- Genre: Historical
- Based on: Peter Simple by Frederick Marryat
- Written by: Naomi Capon
- Directed by: Naomi Capon
- Starring: Timothy Bateson
- Country of origin: United Kingdom
- Original language: English
- No. of series: 1
- No. of episodes: 6

Production
- Producer: Naomi Capon
- Running time: 25 minutes
- Production company: BBC

Original release
- Network: BBC One
- Release: 13 January – 17 February 1957

= The Adventures of Peter Simple =

1957 British TV period drama series

The Adventures of Peter Simple is a British period adventure television series which aired in six parts on BBC 1 in 1957. It stars Timothy Bateson in the title role, a midshipman in the Royal Navy at the time of the Napoleonic Wars. It is based on the 1834 novel Peter Simple by Frederick Marryat.

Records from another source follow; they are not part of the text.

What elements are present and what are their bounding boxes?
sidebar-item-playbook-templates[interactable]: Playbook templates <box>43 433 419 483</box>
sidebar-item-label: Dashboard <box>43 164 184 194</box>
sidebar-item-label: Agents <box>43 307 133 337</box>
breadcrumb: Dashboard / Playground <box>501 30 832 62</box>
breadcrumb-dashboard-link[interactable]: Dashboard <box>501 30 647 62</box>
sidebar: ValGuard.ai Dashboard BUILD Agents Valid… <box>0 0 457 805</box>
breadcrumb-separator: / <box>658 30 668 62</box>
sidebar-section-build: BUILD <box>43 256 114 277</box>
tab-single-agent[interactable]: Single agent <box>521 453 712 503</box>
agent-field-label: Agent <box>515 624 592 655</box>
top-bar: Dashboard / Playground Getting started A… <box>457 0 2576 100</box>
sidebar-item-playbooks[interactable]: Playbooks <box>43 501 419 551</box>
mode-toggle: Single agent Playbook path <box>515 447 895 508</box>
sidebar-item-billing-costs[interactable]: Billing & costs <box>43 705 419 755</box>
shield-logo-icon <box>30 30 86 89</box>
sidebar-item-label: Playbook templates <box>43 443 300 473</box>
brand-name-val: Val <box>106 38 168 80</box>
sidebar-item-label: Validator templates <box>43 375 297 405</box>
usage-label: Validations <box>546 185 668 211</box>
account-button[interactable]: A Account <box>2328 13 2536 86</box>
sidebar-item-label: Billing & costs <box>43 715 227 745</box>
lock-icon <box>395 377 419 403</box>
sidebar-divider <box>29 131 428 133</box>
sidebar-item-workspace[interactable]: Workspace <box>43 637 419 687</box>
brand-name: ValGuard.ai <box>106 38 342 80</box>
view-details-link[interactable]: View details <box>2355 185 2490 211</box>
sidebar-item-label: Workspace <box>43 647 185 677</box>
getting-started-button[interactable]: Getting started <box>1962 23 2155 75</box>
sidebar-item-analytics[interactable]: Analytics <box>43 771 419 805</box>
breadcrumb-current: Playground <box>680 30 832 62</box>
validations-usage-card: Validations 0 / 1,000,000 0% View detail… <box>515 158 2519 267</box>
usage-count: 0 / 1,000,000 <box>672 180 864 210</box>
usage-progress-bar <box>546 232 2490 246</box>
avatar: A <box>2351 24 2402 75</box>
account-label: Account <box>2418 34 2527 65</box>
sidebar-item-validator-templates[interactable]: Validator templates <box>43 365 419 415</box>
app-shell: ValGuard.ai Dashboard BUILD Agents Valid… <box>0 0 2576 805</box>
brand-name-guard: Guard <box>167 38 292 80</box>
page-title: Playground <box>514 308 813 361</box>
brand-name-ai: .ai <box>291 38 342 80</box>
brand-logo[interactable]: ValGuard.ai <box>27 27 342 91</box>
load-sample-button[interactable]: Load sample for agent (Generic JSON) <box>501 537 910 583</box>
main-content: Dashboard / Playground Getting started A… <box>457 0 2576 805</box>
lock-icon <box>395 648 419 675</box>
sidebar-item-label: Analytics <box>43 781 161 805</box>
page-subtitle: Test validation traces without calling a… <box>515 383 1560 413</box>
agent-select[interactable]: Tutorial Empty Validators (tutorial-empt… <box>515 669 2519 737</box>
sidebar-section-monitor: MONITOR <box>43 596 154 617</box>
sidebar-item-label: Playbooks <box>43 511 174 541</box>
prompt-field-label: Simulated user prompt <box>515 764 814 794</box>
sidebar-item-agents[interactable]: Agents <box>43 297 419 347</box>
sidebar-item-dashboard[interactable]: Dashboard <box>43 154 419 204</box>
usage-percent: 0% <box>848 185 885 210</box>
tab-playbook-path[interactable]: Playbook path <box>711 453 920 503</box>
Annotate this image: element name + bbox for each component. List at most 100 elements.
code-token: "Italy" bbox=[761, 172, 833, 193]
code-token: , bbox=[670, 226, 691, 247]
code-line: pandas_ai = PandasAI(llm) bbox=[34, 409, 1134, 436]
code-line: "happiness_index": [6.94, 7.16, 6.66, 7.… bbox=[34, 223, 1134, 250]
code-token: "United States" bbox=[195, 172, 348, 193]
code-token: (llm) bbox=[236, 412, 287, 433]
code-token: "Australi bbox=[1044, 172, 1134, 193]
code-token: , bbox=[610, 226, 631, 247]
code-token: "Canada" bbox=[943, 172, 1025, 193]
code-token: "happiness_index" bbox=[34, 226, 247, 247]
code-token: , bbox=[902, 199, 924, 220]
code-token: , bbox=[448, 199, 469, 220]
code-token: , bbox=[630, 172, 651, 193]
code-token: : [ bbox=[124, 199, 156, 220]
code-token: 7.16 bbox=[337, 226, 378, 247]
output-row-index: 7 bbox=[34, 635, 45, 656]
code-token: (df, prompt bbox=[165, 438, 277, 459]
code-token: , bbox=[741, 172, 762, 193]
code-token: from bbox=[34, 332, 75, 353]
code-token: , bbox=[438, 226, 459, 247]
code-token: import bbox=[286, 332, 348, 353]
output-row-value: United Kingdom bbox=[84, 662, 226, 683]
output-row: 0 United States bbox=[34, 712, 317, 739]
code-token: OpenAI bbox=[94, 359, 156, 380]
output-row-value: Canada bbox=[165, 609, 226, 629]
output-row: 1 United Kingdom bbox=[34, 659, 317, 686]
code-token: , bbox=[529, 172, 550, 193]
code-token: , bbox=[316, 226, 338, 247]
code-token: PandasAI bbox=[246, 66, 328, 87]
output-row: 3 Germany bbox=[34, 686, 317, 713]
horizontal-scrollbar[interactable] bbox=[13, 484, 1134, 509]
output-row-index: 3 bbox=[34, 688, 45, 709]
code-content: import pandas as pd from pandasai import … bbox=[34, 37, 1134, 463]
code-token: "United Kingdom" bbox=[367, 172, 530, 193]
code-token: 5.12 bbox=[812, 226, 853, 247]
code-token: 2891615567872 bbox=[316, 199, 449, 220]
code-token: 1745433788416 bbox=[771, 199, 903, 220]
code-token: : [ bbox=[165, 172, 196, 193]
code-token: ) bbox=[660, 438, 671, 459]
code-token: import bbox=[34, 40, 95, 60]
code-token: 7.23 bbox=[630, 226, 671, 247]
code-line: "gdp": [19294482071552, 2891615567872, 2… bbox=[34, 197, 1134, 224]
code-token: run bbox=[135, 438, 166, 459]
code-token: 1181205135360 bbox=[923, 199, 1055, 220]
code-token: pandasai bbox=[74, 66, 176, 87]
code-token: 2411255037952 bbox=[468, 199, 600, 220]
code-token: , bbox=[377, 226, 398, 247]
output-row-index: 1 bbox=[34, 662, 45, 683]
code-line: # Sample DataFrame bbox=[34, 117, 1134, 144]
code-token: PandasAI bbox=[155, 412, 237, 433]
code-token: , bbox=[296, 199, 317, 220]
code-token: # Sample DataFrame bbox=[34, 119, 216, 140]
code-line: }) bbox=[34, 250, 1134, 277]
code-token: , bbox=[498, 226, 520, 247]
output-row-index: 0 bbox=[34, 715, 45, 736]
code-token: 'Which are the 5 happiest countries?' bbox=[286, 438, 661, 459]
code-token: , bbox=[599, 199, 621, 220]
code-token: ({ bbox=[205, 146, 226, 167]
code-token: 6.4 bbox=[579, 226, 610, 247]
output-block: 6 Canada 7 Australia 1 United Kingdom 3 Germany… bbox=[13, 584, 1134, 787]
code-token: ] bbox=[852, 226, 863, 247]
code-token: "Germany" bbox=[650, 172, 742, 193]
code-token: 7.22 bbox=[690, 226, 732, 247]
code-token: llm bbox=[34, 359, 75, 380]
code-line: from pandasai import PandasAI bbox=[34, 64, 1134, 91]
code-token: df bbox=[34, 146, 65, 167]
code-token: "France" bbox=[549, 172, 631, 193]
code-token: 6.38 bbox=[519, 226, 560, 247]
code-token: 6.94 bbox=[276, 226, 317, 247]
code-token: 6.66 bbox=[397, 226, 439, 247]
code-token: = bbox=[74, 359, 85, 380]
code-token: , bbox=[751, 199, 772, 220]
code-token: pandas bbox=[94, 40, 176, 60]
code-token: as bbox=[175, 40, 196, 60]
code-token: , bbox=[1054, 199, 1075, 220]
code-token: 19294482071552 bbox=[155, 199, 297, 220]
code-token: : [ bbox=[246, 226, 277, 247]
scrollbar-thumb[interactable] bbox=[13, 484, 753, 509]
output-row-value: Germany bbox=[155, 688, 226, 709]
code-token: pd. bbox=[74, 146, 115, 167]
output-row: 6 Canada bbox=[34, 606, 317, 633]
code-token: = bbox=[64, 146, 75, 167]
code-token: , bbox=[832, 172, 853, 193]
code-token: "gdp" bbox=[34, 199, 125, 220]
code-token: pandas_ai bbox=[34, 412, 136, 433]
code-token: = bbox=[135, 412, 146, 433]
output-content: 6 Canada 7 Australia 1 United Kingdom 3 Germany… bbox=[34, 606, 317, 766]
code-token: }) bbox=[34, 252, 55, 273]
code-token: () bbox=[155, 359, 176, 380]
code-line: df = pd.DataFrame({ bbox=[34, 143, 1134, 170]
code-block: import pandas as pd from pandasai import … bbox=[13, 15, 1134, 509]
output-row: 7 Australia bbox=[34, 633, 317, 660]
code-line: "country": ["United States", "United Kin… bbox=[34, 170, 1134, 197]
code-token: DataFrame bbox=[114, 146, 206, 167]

Other actors who appeared in the series include Sam Kydd, Ronald Adam, Patrick Cargill, Nadia Cattouse, Barry Letts, Andre Charisse, Rosamund Greenwood, André Maranne, John Phillips, Kynaston Reeves, Sally Travers, George Woodbridge, Wilfrid Brambell, Peter Bull, Robert Raglan and Willoughby Goddard.

==Main cast==
- Timothy Bateson as Peter Simple
- Thomas Heathcote as Terence O'Brien
- Evelyn Cordeau as Celeste
- Michael Goodliffe as Peter's Uncle
- John Serret as Colonel O'Brien

==Bibliography==
- Ellen Baskin. Serials on British Television, 1950-1994. Scolar Press, 1996.